Les DRH du public et du privé ne sont pas si différents

Idées | Recherche | publié le : 01.07.2023 | Lise Fournot-Bogey et Séverine Ventolini

Lise Fournot-Bogey et Séverine Ventolini : Les DRH du public et du privé ne sont pas si différents

Lise Fournot-Bogey et Séverine Ventolini : Les DRH du public et du privé ne sont pas si différents

Crédit photo DR

La loi du 6 août 2019 de transformation de la fonction publique, dont l’objectif est d’accélérer la transformation du service public, a eu des implications majeures dans les administrations et des répercussions claires sur la fonction RH du secteur public. Ce texte modifie notamment les conditions du dialogue social avec la possibilité de négocier des accords majoritaires ; la formation et les mobilités professionnelles ; les pratiques de rémunération qui peuvent en partie être individualisées ou encore les pratiques de recrutement en favorisant le recours aux contractuels sur des contrats à durée déterminée (trois ans renouvelables) et en CDI. En s’inspirant de certaines méthodes du secteur privé et en revoyant une partie du cadre de sa gestion des ressources humaines, la fonction publique souhaite ainsi montrer qu’elle est capable de s’adapter aux nouveaux enjeux tout en continuant de répondre aux attentes de service public. Le défi de modernisation de la fonction publique est important et toutes les administrations ne sont pas impactées de manière homogène. En effet, la fonction publique est plurielle et recouvre des réalités bien différentes. Parmi ces réalités figure celle des collectivités locales, qui regroupent près de deux millions d’agents travaillant dans les mairies, les intercommunalités, les départements, les métropoles ou les régions qui, au quotidien, œuvrent pour le service public. Les challenges à relever pour les DRH des territoires sont variés et l’on retrouve des problématiques communes à celles du secteur privé.

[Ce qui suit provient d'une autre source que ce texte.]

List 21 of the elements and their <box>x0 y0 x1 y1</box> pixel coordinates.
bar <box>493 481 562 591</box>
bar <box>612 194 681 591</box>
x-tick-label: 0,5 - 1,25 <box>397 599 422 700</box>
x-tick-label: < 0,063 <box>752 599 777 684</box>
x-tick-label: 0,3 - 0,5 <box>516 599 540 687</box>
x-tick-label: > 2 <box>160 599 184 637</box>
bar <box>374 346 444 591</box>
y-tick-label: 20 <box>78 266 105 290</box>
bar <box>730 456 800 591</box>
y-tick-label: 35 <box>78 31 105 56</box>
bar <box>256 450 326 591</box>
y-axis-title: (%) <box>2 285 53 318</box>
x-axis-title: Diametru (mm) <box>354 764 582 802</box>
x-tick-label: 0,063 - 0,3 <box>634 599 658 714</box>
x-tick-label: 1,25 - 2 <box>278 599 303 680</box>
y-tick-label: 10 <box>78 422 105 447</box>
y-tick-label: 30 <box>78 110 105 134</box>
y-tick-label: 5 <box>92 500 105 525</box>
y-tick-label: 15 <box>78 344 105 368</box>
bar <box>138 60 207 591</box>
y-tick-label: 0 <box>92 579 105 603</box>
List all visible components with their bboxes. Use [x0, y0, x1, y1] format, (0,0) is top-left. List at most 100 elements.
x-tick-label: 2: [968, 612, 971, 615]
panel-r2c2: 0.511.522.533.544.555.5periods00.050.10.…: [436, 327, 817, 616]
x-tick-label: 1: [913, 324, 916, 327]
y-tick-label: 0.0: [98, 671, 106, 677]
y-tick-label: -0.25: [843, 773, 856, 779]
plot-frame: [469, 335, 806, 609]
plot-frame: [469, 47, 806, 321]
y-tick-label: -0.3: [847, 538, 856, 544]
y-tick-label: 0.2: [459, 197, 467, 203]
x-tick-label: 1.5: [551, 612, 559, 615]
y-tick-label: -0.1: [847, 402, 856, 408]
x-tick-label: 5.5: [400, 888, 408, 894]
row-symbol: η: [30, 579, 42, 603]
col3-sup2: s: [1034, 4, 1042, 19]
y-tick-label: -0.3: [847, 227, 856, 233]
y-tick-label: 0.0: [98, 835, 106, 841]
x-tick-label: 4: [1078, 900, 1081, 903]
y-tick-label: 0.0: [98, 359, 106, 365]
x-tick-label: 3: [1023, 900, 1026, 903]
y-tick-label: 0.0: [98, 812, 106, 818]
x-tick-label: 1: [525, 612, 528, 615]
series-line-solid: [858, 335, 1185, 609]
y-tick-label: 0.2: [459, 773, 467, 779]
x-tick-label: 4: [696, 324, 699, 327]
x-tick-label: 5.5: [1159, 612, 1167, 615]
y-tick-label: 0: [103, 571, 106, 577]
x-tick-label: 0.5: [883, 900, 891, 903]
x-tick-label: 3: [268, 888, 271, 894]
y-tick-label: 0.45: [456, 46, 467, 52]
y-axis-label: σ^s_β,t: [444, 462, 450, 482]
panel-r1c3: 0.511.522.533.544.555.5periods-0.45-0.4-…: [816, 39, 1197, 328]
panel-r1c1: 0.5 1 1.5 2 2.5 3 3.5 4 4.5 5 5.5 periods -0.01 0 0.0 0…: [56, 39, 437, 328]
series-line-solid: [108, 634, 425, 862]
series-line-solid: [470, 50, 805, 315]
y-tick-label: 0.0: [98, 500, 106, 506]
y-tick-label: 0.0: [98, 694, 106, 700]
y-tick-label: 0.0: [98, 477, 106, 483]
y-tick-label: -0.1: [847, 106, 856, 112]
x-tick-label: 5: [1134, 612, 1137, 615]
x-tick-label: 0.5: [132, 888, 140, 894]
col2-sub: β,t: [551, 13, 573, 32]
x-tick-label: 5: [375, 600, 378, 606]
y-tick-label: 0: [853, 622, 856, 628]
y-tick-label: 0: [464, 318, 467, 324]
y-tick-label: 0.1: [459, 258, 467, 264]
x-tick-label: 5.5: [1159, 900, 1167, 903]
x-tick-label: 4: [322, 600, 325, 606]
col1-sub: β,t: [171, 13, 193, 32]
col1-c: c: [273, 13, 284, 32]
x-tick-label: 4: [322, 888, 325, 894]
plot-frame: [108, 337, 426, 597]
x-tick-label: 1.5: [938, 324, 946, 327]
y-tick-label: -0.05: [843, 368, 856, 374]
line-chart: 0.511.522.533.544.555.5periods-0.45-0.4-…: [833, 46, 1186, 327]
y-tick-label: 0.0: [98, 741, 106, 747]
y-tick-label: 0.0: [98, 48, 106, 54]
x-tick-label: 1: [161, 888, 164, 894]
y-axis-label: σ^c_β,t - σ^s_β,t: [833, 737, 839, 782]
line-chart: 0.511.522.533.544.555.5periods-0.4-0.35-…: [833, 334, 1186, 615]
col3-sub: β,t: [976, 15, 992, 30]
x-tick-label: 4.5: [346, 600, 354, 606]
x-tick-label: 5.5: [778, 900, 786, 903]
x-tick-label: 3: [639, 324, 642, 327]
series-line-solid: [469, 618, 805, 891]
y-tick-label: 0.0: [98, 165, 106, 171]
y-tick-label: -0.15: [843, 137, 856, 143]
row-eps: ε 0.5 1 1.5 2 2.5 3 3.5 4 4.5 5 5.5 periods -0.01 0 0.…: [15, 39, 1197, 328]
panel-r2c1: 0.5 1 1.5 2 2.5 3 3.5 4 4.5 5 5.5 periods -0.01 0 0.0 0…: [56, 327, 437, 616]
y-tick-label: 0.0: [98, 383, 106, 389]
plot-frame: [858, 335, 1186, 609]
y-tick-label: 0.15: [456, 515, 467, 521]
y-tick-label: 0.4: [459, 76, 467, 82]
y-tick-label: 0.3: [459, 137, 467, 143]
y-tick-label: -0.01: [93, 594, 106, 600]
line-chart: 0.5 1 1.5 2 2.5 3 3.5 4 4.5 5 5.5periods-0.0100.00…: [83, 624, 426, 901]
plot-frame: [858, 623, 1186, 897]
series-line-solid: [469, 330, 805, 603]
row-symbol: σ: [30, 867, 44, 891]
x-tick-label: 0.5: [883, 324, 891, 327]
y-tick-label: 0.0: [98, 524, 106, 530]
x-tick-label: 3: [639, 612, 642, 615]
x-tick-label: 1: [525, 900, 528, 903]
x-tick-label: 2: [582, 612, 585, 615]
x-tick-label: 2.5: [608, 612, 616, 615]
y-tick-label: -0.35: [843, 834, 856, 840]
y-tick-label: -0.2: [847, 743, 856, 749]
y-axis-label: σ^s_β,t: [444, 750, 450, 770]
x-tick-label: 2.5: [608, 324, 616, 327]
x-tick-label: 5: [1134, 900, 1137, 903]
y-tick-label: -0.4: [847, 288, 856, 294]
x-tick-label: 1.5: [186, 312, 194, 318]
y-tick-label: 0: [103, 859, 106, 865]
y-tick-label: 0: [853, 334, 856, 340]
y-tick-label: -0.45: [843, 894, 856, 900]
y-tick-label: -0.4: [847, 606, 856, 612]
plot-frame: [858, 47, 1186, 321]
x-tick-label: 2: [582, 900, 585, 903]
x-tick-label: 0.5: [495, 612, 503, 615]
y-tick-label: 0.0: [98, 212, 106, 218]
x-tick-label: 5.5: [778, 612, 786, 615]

Recrutement et attractivité

Un enjeu croissant pour les collectivités locales réside dans le renforcement de leur attractivité dans un marché du travail où le rapport de force s’est inversé en faveur des candidats et où les attentes ont beaucoup évolué. Les collectivités locales tentent de se faire connaître et de faire connaître leurs métiers. Cependant, le statut de fonctionnaire n’est plus nécessairement recherché par les jeunes diplômés, qui souhaitent avant tout des expériences professionnelles leur ouvrant rapidement des perspectives de carrière. De même, les métiers proposés par les collectivités territoriales sont peu connus et les candidats détenant certaines compétences pourtant recherchées ne pensent parfois même pas aux organisations publiques pour exercer leur métier. Pour essayer d’attirer les candidats, la fonction publique territoriale a plusieurs leviers d’actions. Bien que la mue du service public soit engagée depuis plusieurs années, la représentation que les individus peuvent se faire de la fonction publique est tenace. Elle souffre encore d’une image de lourdeur de fonctionnement, d’emplois réservés selon la réussite à des concours ou encore d’agents peu motivés. De plus, à l’heure où les candidats cherchent à donner du sens à leur travail, mettre en avant des emplois dont l’objectif est d’œuvrer pour l’intérêt général et le service public est une dimension à travailler à tous les niveaux de la politique RH. Enfin, un autre levier d’action est la valorisation de la marque territoriale et la qualité de vie sur certains territoires. Certaines collectivités territoriales font d’ailleurs appel à des influenceurs. La question de l’attractivité est un réel défi sur le long terme.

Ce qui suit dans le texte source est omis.